Il ne répondit rien. L’inimitié subite de cette fillette le chagrinait et lui pesait.

Suzanne les saisit au détour d’une porte, criant :

— Ah ! vous voilà ! Eh bien, Bel-Ami, vous allez rester seul. J’enlève la belle Clotilde pour lui montrer ma chambre.

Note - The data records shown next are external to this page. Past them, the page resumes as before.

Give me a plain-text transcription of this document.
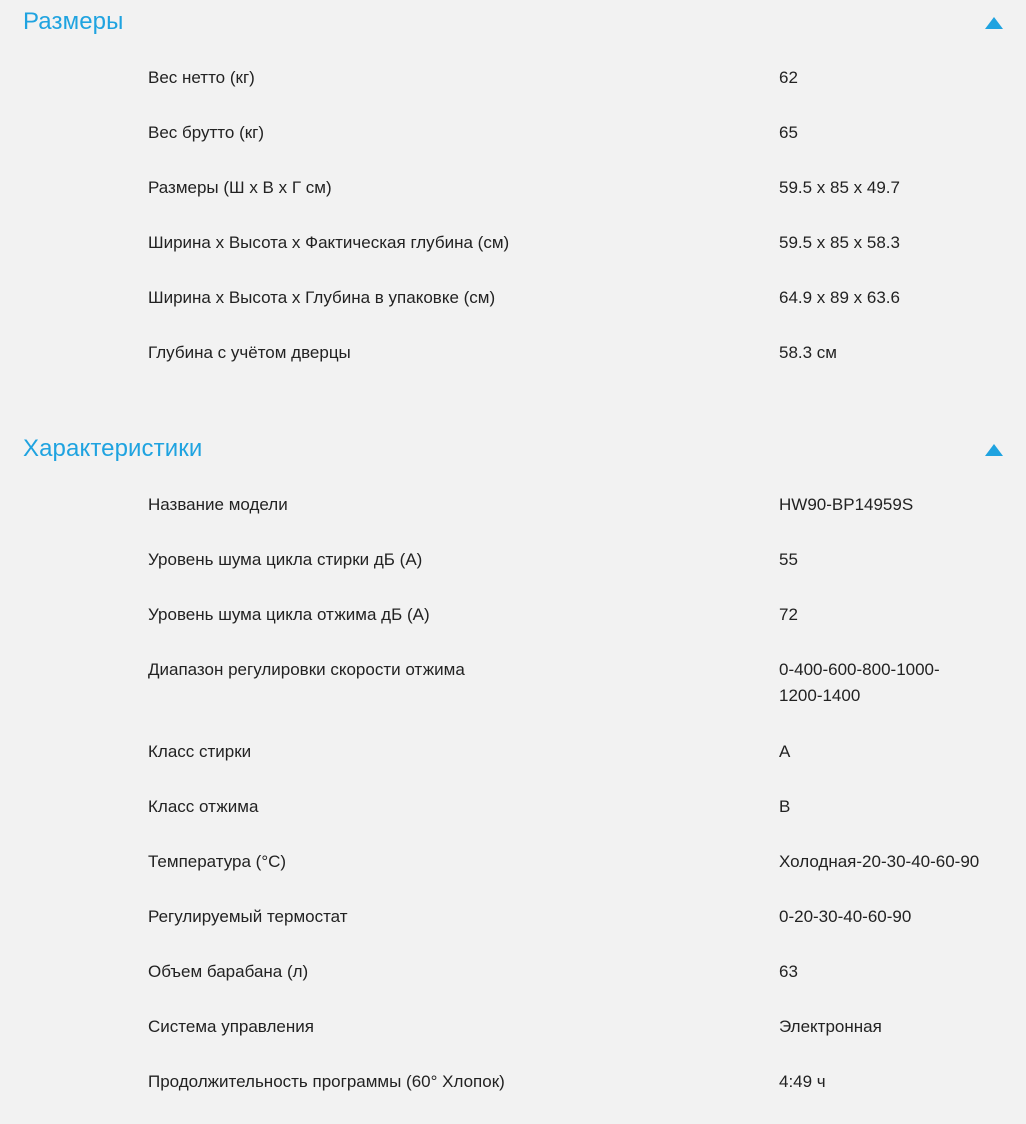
Размеры
Вес нетто (кг)	62
Вес брутто (кг)	65
Размеры (Ш x В x Г см)	59.5 x 85 x 49.7
Ширина x Высота x Фактическая глубина (см)	59.5 x 85 x 58.3
Ширина x Высота x Глубина в упаковке (см)	64.9 x 89 x 63.6
Глубина с учётом дверцы	58.3 см
Характеристики
Название модели	HW90-BP14959S
Уровень шума цикла стирки дБ (A)	55
Уровень шума цикла отжима дБ (A)	72
Диапазон регулировки скорости отжима	0-400-600-800-1000-1200-1400
Класс стирки	A
Класс отжима	B
Температура (°C)	Холодная-20-30-40-60-90
Регулируемый термостат	0-20-30-40-60-90
Объем барабана (л)	63
Система управления	Электронная
Продолжительность программы (60° Хлопок)	4:49 ч
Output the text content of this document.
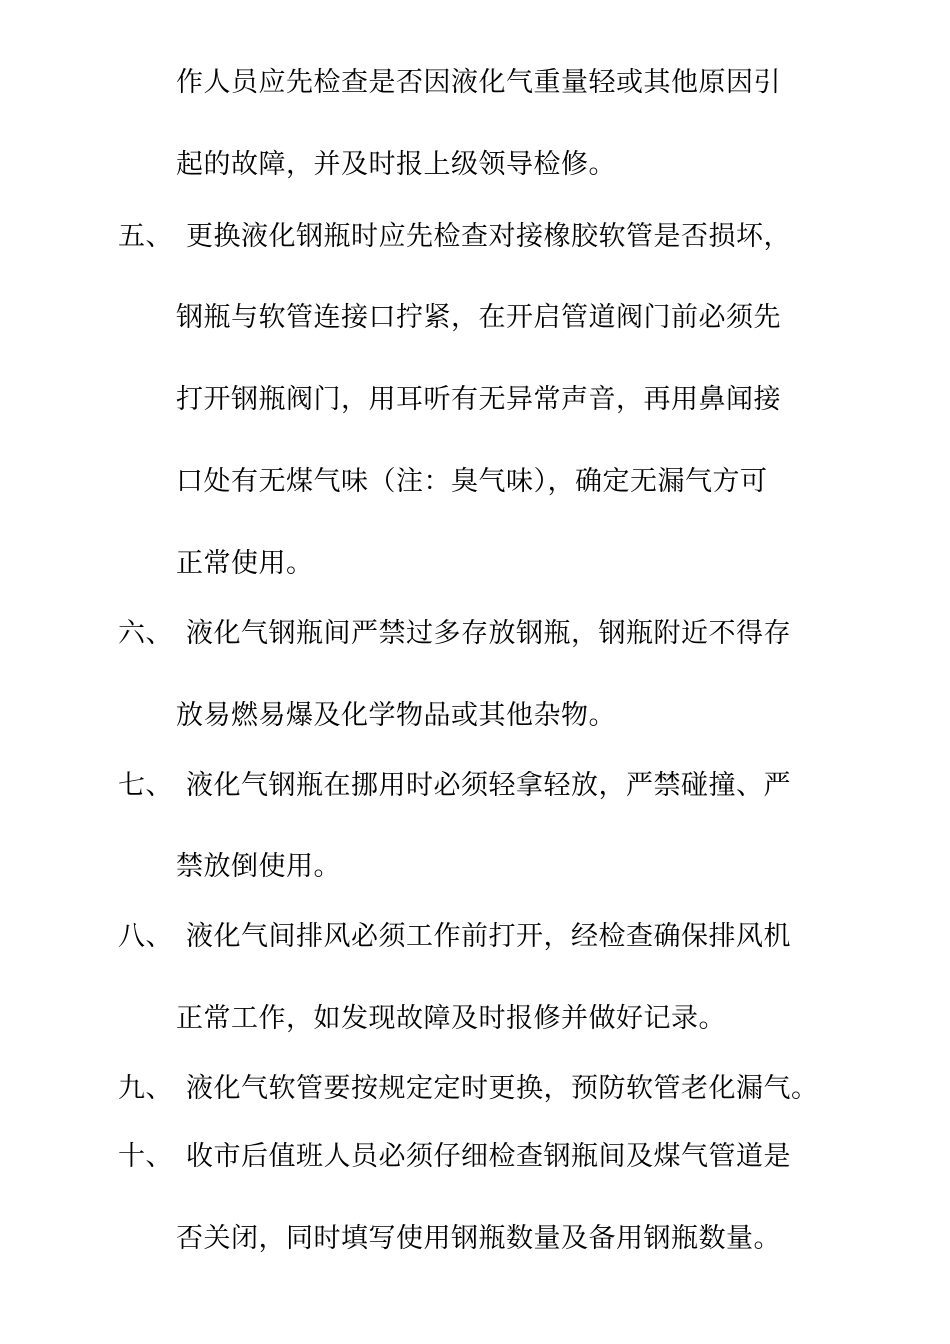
作人员应先检查是否因液化气重量轻或其他原因引
起的故障，并及时报上级领导检修。
五、 更换液化钢瓶时应先检查对接橡胶软管是否损坏，
钢瓶与软管连接口拧紧，在开启管道阀门前必须先
打开钢瓶阀门，用耳听有无异常声音，再用鼻闻接
口处有无煤气味（注：臭气味），确定无漏气方可
正常使用。
六、 液化气钢瓶间严禁过多存放钢瓶，钢瓶附近不得存
放易燃易爆及化学物品或其他杂物。
七、 液化气钢瓶在挪用时必须轻拿轻放，严禁碰撞、严
禁放倒使用。
八、 液化气间排风必须工作前打开，经检查确保排风机
正常工作，如发现故障及时报修并做好记录。
九、 液化气软管要按规定定时更换，预防软管老化漏气。
十、 收市后值班人员必须仔细检查钢瓶间及煤气管道是
否关闭，同时填写使用钢瓶数量及备用钢瓶数量。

Et les deux femmes s’en allèrent, d’un pas pressé, glissant à travers le monde, de ce mouvement onduleux, de ce mouvement de couleuvre qu’elles savent prendre dans les foules.

Presque aussitôt une voix murmura : — Georges ! — C’était Mme Walter. Elle reprit très bas : — Oh ! que vous êtes férocement cruel ! Que vous me faites souffrir inutilement. J’ai chargé Suzette d’emmener celle qui vous accompagnait afin de pouvoir vous dire un mot. Écoutez, il faut… il faut que je vous parle ce soir… ou bien… ou bien… vous ne savez pas ce que je ferai. Allez dans la serre. Vous y trouverez une porte à gauche et vous sortirez dans le jardin. Suivez l’allée qui est en face. Tout au bout vous verrez une tonnelle. Attendez-moi là dans dix minutes. Si vous ne voulez pas, je vous jure que je fais un scandale, ici, tout de suite !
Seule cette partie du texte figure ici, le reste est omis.